Lucien-Louis Bunel
Born: January 29, 1900
Barentin, France
Lucien was the fourth of eight children born to poor Catholic parents in a small town in northwestern France. Lucien began his seminary studies in nearby Rouen at the age of 12. Following two years of military service, he resumed his religious studies in 1922 and was ordained as a priest three years later. He joined the Carmelite religious order in 1931, and became Father Jacques.

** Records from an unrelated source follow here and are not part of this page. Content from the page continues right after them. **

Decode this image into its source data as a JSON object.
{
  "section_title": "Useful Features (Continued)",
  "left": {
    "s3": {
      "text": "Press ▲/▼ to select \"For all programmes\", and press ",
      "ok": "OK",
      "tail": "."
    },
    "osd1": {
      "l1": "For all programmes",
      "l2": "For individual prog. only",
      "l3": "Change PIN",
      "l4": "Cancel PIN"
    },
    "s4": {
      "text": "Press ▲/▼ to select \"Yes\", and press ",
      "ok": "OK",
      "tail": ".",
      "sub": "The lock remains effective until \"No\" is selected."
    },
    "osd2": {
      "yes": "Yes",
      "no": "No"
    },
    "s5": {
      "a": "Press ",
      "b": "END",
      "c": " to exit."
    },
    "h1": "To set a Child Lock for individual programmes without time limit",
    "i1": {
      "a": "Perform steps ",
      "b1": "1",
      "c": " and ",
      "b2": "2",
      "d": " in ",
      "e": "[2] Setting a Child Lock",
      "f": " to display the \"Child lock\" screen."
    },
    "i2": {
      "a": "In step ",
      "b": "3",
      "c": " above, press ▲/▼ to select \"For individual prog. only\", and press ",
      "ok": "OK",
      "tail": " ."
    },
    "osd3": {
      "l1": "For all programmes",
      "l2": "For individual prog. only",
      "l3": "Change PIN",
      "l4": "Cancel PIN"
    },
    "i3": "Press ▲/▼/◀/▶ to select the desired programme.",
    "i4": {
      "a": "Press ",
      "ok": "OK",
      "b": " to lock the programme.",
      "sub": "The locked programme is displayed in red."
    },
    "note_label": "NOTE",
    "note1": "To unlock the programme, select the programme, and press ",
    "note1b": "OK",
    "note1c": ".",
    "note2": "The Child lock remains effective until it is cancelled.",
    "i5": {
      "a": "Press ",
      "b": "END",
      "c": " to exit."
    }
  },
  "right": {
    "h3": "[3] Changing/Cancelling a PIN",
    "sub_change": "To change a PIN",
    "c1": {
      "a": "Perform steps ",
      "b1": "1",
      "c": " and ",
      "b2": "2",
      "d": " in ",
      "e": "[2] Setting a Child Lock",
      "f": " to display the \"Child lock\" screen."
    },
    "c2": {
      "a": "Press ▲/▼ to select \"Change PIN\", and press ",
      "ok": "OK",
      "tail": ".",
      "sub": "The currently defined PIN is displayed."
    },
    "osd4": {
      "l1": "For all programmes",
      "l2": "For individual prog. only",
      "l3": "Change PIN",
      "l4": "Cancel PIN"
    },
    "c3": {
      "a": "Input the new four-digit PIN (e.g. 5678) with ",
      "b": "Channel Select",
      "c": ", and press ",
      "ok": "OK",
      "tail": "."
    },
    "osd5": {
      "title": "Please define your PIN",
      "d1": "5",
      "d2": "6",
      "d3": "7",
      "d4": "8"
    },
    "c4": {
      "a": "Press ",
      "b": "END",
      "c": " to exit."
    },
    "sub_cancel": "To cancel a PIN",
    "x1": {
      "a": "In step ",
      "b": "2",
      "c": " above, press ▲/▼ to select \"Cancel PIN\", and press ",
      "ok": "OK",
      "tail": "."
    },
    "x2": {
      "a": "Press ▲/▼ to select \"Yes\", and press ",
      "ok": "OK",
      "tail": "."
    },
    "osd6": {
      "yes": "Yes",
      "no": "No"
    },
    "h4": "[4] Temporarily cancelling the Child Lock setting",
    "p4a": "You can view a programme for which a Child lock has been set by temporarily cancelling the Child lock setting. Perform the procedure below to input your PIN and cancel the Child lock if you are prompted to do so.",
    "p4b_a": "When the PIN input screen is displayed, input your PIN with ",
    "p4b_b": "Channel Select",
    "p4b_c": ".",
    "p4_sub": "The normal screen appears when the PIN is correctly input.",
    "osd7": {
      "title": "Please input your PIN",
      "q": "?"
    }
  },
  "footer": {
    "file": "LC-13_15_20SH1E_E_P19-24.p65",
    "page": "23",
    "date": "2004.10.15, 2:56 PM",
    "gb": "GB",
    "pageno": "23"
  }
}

1933-39: In 1934 Father Jacques moved to the town of Avon, where he established a boys' school, Sainte-Therese-de-l'Enfant-Jesus, at the Carmelite monastery. For five years he was the director of the school, until war broke out in 1939 and he was called up to serve as a chaplain in the French army. In a letter to a fellow Carmelite dated September 21, he wrote, "I'm eager to go into action and make my small contribution to Hitler's demise."
1940-44: Father Jacques was captured by the Germans in June 1940, but in 1941 he was allowed to return and reopen his school in occupied France. In 1943 the Mother Superior of a Catholic girls' school sent three Jewish boys to Father Jacques. He secured them false IDs and enrolled them in his school. On January 15, 1944, the Gestapo arrested Father Jacques and the boys. During interrogation, Father Jacques refused to recognize the laws of the Third Reich, saying: "I know only one law: that of the Gospel and Charity."
Father Jacques was liberated in the Mauthausen concentration camp on May 5, 1945, but died soon after on June 2, 1945, in St. Elizabeth Hospital in Linz, Austria.